Pedro Miguel Manso, partner da sociedade de revisão de contas Oliveira, Reis e Associados (ORA) garante que observou “um significativo compromisso e grau de preparação” por parte das diferentes organizações, no sentido de disponibilizar a informação necessária à conclusão das auditorias. “O alargamento de diversos prazos legais de reporte, tais como os relativos à data de realização de Assembleias Gerais ou os relativos a diversos reportes regulamentares, resultaram em alguns casos na dilatação dos prazos habituais de realização dos trabalhos. Apesar destes fatores, salvo raras exceções, tem vindo a ser possível concluir os trabalhos e emitir os nossos relatórios, contando para tal com a preciosa cooperação das equipas dos nossos clientes”, garante o sócio.
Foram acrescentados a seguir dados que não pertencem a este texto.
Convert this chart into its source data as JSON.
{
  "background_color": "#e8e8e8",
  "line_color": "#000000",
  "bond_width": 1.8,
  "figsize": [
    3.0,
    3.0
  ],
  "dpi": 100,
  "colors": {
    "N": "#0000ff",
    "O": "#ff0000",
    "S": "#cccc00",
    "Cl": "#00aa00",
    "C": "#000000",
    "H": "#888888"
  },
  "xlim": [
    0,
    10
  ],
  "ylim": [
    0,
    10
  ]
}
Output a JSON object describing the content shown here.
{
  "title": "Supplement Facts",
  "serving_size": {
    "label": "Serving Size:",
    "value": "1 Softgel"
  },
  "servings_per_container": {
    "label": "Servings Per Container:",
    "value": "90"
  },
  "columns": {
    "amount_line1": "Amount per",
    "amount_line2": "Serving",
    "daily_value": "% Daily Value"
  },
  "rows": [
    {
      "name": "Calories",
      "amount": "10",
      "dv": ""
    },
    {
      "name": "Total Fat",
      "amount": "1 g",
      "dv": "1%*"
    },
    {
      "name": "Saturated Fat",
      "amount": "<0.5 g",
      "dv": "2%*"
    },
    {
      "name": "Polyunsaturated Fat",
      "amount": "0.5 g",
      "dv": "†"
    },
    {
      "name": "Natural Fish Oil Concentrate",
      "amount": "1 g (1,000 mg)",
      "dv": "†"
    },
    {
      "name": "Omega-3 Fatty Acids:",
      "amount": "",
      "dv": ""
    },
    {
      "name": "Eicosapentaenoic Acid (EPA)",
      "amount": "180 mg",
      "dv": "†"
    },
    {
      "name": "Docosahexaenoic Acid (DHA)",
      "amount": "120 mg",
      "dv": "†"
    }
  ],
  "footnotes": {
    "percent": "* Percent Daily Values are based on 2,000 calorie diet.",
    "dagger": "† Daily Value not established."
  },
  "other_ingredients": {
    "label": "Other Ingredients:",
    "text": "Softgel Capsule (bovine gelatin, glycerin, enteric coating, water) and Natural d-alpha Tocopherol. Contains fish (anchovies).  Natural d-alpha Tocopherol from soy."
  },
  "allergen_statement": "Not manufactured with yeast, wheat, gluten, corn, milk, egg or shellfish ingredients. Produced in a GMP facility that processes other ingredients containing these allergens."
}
O mesmo se passou na Mazars, cujo regime de teletrabalho era uma prática na empresa: não observou obstáculos de produtividade e eficiência, mas alguns clientes, especialmente os que se encontravam em lay-off, “tiveram alguma dificuldade em facultar os elementos necessários ou em esclarecer determinado tipo de questões e dúvidas surgidas no decurso do trabalho de auditoria”. “Face a esta realidade, em alguns casos foi mais difícil obter prova de auditoria, tendo sido necessário adotar procedimentos de auditoria alternativos/complementares, o que se traduziu numa menor eficiência”, clarificou.

Já a KPMG Portugal refere que, apesar do estado de emergência, a recolha de prova para auditoria, que exigiria uma presença física nos escritórios dos clientes, tem sido, na sua maioria, recolhida.